Not that many of his clients even know about the punch-and-kick lessons that the 55-year-old totes with him into a conference room. They’re usually entrepreneurs with big ideas and tons of energy, often in the high-technology field, and to them he’s just the slightly built business lawyer with the preternatural calm and sound advice. He lets them be the volatile ones. “I like working with people whose hair is on fire,” he says. “People who have a vision and an energy to make things happen.”

A championship debater and valedictorian in high school, Curzon initially wanted to be a trial lawyer. At least that was the plan after graduating from the University of Texas School of Law in 1979. But after 18 months at Osborn Maledon he realized he didn’t like it. “Someone in the firm suggested I try corporate work, which I had never considered,” he says. “I found I loved it as much as I hated litigation. And I never looked back.”

He is now knee-deep in helping clients grow and build their companies. Some require venture-capital counsel. Others need M&A direction. Licensing and distribution issues come up a lot. There’s a lot to absorb.

“He’s good at triage,” explains Bill Hardin, Curzon’s co-partner in the practice.

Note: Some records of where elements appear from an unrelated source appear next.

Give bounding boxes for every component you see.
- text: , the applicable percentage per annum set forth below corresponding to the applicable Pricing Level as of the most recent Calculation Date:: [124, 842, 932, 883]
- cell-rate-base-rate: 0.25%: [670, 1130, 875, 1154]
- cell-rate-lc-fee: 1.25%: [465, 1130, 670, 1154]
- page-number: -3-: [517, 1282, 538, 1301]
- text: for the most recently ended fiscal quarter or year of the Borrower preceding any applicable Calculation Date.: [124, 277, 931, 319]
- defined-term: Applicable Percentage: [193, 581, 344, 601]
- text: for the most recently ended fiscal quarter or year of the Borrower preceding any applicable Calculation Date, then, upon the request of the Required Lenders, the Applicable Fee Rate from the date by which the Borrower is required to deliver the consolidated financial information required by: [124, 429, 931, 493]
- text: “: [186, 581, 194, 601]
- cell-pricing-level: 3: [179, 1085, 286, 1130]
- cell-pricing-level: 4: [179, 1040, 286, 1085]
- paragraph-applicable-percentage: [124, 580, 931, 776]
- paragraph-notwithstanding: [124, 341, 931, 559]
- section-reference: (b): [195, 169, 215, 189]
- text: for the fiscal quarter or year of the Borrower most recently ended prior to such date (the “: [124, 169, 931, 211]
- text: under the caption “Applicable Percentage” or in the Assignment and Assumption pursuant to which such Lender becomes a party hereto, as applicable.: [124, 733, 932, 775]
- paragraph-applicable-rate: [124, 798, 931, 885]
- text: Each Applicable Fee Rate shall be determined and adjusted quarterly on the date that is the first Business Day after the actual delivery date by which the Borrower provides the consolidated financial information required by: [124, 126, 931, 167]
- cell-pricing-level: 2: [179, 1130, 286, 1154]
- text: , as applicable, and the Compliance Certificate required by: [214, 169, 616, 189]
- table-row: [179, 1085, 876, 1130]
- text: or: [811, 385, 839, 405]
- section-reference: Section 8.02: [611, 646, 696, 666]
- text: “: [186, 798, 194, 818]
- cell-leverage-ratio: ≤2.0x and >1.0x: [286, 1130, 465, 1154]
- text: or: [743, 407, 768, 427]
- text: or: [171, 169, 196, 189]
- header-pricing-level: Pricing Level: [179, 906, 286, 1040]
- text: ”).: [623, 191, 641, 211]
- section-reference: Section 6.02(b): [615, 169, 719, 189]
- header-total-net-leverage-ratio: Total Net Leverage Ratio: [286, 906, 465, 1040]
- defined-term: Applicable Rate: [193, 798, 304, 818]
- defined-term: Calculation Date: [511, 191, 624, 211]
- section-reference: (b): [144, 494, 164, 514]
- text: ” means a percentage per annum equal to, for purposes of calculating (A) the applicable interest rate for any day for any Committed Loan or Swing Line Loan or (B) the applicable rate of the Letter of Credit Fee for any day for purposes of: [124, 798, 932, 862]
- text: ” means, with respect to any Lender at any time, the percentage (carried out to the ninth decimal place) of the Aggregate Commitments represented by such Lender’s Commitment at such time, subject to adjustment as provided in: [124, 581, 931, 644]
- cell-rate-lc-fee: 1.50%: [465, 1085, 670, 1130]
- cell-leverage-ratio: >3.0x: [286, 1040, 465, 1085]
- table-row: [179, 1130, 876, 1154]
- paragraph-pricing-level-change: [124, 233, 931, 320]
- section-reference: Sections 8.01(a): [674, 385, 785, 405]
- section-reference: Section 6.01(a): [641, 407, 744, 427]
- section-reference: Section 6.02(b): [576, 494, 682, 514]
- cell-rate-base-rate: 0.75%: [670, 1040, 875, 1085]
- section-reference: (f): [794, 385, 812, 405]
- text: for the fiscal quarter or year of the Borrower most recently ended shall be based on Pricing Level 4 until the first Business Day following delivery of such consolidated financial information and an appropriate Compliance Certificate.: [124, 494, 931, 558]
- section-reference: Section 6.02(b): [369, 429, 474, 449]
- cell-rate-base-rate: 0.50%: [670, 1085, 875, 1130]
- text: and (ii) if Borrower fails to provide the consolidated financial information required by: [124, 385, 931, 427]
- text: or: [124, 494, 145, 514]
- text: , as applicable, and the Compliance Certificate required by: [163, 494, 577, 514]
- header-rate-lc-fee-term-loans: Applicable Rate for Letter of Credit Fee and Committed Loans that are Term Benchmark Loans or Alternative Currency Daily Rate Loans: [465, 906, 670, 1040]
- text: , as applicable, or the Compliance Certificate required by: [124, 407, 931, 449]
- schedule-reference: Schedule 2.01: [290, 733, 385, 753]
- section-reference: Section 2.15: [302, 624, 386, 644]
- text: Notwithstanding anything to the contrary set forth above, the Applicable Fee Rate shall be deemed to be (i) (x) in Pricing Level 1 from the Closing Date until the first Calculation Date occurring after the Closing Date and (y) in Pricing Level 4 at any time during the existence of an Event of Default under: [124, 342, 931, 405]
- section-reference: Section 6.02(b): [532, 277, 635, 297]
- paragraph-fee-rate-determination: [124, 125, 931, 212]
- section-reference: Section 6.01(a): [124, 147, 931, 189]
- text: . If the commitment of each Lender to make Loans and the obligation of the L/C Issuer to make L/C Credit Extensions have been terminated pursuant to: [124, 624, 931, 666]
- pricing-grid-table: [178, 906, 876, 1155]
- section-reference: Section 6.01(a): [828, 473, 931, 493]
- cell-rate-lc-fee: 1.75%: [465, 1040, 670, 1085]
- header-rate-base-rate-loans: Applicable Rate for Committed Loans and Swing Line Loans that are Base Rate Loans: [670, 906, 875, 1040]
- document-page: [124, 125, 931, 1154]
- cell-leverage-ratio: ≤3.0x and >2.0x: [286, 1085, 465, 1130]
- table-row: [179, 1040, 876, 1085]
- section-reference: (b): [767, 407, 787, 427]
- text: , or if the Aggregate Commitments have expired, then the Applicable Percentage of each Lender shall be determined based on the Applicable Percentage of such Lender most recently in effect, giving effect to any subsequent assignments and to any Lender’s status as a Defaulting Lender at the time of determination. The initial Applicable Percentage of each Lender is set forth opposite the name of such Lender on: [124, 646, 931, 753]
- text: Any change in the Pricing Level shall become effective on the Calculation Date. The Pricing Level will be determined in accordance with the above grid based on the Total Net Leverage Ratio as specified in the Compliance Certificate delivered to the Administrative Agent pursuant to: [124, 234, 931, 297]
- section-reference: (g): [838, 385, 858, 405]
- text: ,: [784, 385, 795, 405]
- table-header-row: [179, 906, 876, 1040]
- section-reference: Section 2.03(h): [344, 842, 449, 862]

And he continues to push himself, even when he’s outside the office. Along with taekwondo, which he practices under the tutelage of Master David Karstadt (his wife, Anne, and sons Danny and Peter have also joined him on the mat through the years), he also loves to jump on his mountain bike or snowboard. It seems like anything with a hint of danger will do.

“I do these things for me,” he says. “It’s how I continue to grow personally. That’s never going to stop.”